Adolescentes caiçaras de Paraty vão pela primeira vez à escola

17/06/2011 - 12h56

Isabela Vieira
Repórter da Agência Brasil

Rio de Janeiro- Os dedos calejados de redes de arrasto agora seguram um lápis. Aos 53 anos, o ex-pescador Francisco Sobrinho vai completar o ensino fundamental. Morador de uma comunidade  acessível somente por barco, em Paraty, no sul fluminense, ele é aluno da primeira turma de 6º série de ensino fundamental da comunidade e terá aulas por meio de um programa de telecurso.

Assim como o ex-pescador, adolescentes do Pouso da Cajaíba e de mais cinco comunidades costeiras da região não concluíram os estudos. Até maio, as escolas só atendiam até o 5º ano. O problema foi denunciado em 2009 pelo Conselho Tutelar do Município e divulgado pela Agência Brasil. Na ocasião, cerca de 130 crianças e adolescentes estavam sem estudar.

"Foi uma luta muito grande. Pressionamos  a prefeitura, o Ministério Público [Federal]. Estudei naquela escola até a 5ª série e só  hoje pude retornar", conta Francisco Sobrinho, também conhecido como Ticote. Uma das principais lideranças da região, ele está há cinco anos engajado na reivindicação por escolas aos caiçaras - como são chamados os moradores.

Com o projeto de telecurso, chamado Azul Marinho e lançado hoje (17) pela Fundação Roberto Marinho e pela  prefeitura, a expectativa é que 200 alunos terminem o ensino fundamental em um ano e meio. Eles já estão de olho no ensino médio. "Não podemos perder tempo, estou me sentido como um jovenzinho que vai  para a escola a primeira vez, não podemos perder isso ", afirmou Ticote.

A Secretaria Municipal de Educação de Paraty não explica porque o ensino demorou tanto tempo para ser implantado na parte costeira, mas destaca as dificuldades de acesso à região. Para se chegar às comunidades é preciso pegar barcos ou caminhar por até dez horas. Por isso, os seis professores contratados para o telecurso vão morar nas localidades do programa.

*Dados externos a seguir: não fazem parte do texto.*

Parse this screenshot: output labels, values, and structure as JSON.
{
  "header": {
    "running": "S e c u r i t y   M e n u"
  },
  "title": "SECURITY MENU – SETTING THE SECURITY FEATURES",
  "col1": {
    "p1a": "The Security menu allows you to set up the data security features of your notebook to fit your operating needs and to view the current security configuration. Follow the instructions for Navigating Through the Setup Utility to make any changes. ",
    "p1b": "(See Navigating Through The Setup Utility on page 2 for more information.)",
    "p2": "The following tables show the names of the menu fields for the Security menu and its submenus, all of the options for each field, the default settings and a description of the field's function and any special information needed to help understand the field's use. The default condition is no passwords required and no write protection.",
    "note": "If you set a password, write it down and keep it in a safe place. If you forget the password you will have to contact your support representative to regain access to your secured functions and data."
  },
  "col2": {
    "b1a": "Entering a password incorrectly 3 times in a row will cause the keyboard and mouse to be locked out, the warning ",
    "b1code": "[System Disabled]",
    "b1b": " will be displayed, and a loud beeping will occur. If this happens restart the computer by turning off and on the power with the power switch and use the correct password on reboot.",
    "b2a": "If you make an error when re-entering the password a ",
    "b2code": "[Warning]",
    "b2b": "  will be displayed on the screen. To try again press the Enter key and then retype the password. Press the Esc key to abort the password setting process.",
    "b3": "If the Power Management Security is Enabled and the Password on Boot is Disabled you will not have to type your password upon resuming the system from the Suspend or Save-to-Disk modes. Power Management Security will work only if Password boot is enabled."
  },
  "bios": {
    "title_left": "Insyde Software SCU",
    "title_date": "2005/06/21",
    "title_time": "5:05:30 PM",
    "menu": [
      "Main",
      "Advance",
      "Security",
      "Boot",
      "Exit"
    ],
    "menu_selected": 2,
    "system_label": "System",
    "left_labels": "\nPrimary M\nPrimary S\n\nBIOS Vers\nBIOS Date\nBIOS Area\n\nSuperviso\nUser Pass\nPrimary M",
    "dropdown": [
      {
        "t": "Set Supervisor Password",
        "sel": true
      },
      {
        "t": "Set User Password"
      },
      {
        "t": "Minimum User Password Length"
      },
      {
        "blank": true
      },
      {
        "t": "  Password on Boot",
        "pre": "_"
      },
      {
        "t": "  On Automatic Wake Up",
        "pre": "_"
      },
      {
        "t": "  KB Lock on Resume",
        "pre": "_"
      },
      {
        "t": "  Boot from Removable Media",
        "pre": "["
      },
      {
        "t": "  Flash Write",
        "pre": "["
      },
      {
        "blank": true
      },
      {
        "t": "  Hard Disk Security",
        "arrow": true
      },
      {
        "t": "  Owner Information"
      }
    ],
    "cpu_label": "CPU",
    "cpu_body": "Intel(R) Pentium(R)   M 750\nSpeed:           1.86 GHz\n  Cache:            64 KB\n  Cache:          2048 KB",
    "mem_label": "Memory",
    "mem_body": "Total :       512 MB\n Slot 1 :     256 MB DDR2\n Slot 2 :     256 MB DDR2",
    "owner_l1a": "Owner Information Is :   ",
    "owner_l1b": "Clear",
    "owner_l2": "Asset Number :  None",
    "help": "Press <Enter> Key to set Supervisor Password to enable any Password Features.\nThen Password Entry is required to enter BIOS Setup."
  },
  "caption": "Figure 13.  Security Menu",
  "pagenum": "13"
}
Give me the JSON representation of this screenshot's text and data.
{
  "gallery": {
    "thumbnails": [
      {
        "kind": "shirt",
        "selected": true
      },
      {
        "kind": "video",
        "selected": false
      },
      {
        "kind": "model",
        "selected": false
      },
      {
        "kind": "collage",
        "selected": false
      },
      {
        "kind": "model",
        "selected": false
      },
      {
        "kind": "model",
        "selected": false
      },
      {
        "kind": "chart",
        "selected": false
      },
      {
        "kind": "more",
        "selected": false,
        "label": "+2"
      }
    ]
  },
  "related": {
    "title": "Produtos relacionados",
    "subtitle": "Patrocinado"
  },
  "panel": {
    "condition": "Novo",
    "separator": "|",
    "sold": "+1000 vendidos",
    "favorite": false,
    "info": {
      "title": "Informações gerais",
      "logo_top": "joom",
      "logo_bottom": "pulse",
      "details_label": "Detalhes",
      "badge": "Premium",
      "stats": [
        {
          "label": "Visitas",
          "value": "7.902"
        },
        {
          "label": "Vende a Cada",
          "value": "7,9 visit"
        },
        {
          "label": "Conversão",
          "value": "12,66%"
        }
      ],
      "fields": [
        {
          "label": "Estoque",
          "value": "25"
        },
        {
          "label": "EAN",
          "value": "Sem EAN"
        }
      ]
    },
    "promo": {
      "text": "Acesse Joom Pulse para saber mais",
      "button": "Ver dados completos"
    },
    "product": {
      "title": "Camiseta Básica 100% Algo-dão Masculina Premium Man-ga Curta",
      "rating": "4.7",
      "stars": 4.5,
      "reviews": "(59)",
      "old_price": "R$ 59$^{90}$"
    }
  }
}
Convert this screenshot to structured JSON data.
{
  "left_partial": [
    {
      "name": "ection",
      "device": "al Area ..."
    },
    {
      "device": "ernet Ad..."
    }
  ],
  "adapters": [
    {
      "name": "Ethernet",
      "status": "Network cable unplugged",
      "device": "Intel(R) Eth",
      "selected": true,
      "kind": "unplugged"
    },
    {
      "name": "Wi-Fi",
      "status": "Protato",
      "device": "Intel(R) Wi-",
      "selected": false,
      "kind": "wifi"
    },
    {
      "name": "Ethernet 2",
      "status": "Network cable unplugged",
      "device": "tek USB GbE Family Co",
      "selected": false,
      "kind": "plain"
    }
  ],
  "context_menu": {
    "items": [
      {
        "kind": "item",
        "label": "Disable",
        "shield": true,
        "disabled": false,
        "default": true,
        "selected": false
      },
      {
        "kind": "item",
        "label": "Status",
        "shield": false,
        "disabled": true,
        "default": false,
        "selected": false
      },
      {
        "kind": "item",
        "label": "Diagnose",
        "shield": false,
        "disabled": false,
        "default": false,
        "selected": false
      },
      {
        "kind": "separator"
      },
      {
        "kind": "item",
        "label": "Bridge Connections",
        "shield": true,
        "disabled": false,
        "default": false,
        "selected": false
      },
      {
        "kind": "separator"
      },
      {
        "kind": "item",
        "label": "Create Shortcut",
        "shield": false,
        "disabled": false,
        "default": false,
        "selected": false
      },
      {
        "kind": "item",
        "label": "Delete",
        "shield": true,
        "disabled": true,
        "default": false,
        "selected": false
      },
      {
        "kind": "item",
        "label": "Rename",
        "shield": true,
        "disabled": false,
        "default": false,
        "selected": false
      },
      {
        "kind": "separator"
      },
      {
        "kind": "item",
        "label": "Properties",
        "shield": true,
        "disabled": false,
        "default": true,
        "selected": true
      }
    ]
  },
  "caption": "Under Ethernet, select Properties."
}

"Também foi criada uma metodologia que parte das experiências de vida do aluno e de sua cultura, aliando-a ao nosso material que traz o currículo nacional, com o português, a matemática e a física, por exemplo", acrescenta a gerente de Educação da Fundação Roberto Marinho, Vilma Guimarães.

Outro impeditivo para a aplicação do projeto com mais antecedência, era a falta de energia elétrica nas comunidades. Até hoje, algumas casas e escolas da região são abastecidas por geradores e placas de energia solar, que agora permitirão o funcionamento de televisão e DVDs do curso, no horário da tarde, já que pela manhã a unidade recebe as crianças.

Para atender aos alunos caiçaras adolescentes e adultos, foi feito um levantamento entre os moradores e turmas foram selecionas nas praias Pouso da Cajaíba,  Ponta da Joatinga, Saco Claro, Calhau, Ponta Negra e Praia do Sono, onde serão duas turmas do 6º ao 9º ano.

*A série de reportagens sobre a falta de escolas na região costeira de Paraty foi finalista do 10º  Prêmio Ayrton Senna de Jornalismo.